At every show, she would see young audience members with parents or grandparents. “One father and daughter came every Sunday. It was all about the conversation on the tube home, and what it brought up. There was huge cosplay, too, with young boys dressed as [the character] Veronica.”

For audiences to connect this way, the musical has to be well crafted, says Taylor-Mills. “Younger audiences seem to have a fascination with darker subject matter [and] I think there’s probably a lot of people thinking: ‘What’s the next musical that explores these darker themes?’ but I think the art has to be the first and most important thing.”

When it premiered on Broadway, A Strange Loop was hailed for its formal inventiveness and emotional depth, winning the Pulitzer prize and two Tonys among other accolades. Jackson was not trying to write a groundbreaking musical, he says. “I wanted to write about real emotions, things that people don’t talk about openly, feelings that people don’t necessarily share publicly. I didn’t think people would ever see it.”

What is striking is how long it has taken for these shows to land in the West End after finding success in the States (more than 15 years in the case of Next to Normal). Perhaps that has something to do with the UK’s famed emotional reserve. The pandemic, though, seem to have changed things. Wolfe, who is 28, certainly feels it is the case among his peers.

“There’s a difference in language and understanding now,” he says. “We can speak about medication and therapy [much more openly]. We are learning to explore our psychology in a new way and you have the capacity to see that in these shows. Lots of people were craving contact and humanity [during the pandemic] and now want to know how others are feeling. These shows can begin that conversation. They are not always an easy watch but are well worth it.”

Taylor-Mills has also noticed the changing audience demographic over the past five years. “With everything that’s gone on socially and politically, theatre and audiences are shifting very quickly. The people coming are different and the work I’m putting out now is responding to that. Gone are the days when we were trying to find shows for [only] 45-plus female ticket-buyers coming in from the Home Counties … As we rebuild, it shouldn’t be seen as something to be resisted.

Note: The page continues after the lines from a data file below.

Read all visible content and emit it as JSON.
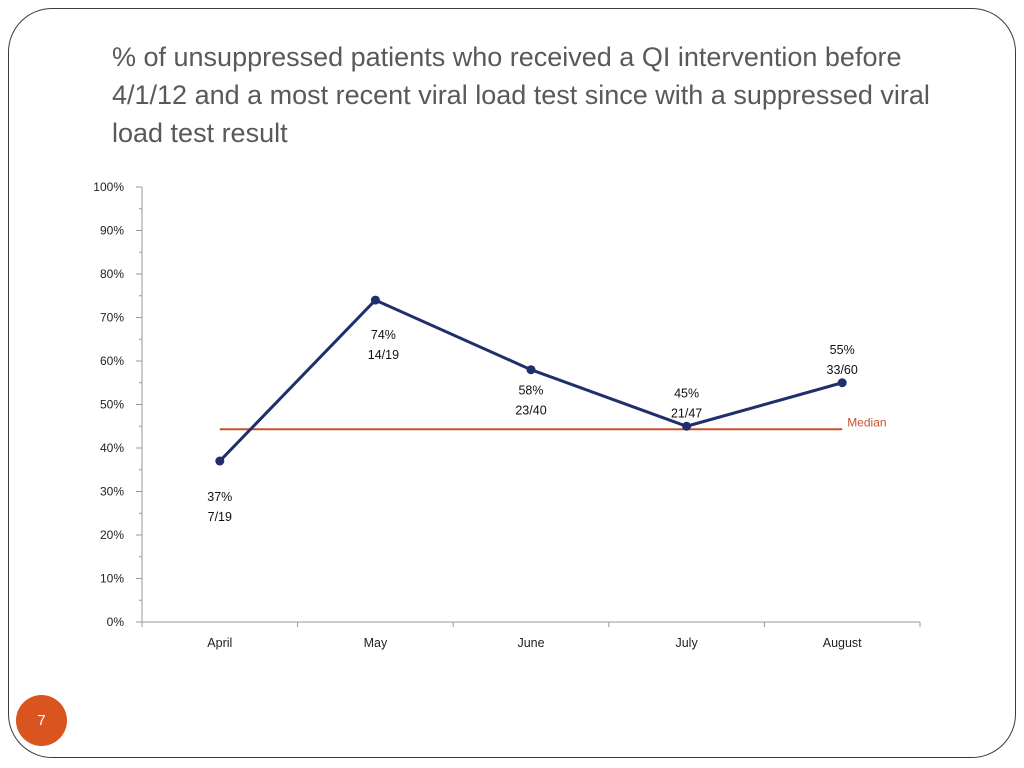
{
  "slide": {
    "title": "% of unsuppressed patients who received a QI intervention before 4/1/12 and a most recent viral load test since with a suppressed viral load test result",
    "page_number": "7"
  },
  "colors": {
    "series": "#1f2f6b",
    "median": "#c8502b",
    "badge": "#d9541e",
    "title": "#595959"
  },
  "chart_data": {
    "type": "line",
    "categories": [
      "April",
      "May",
      "June",
      "July",
      "August"
    ],
    "series": [
      {
        "values": [
          37,
          74,
          58,
          45,
          55
        ]
      }
    ],
    "point_labels": [
      {
        "pct": "37%",
        "frac": "7/19"
      },
      {
        "pct": "74%",
        "frac": "14/19"
      },
      {
        "pct": "58%",
        "frac": "23/40"
      },
      {
        "pct": "45%",
        "frac": "21/47"
      },
      {
        "pct": "55%",
        "frac": "33/60"
      }
    ],
    "median": {
      "label": "Median",
      "value": 44.3
    },
    "ylim": [
      0,
      100
    ],
    "yticks": [
      "0%",
      "10%",
      "20%",
      "30%",
      "40%",
      "50%",
      "60%",
      "70%",
      "80%",
      "90%",
      "100%"
    ],
    "grid": false,
    "legend": "none"
  }
}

It’s how we ensure a future for those who would typically go and see a Rodgers & Hammerstein musical, or something more traditional, as well as a future for new audiences.”

And where the West End is embracing tried-and-tested musicals with such themes, the British producer, Nica Burns, is fast becoming a champion of edgy homegrown productions, from Everyone’s Talking About Jamie, which she saw in its early guise in Sheffield and developed for the West End, to The Little Big Things, about disability, mental health and family guilt. “Developing a musical is much more expensive [than a play],” she says. “I’m prepared to take a risk and give opportunities.”

Young people in particular are telling their own stories in musical theatre form, she thinks, and audiences, for their part, are responding to shows about life today and its everyday challenges. “These contemporary shows speak to everyone,” she says. “They don’t take away from the classics.”

Next to Normal runs at Wyndham’s theatre, London, 18 June to 21 September. The Spring Awakening 15th anniversary concert is 2 June at Victoria Palace theatre, London. Heathers The Musical is on a limited six-week run @sohoplace, London, to 6 June.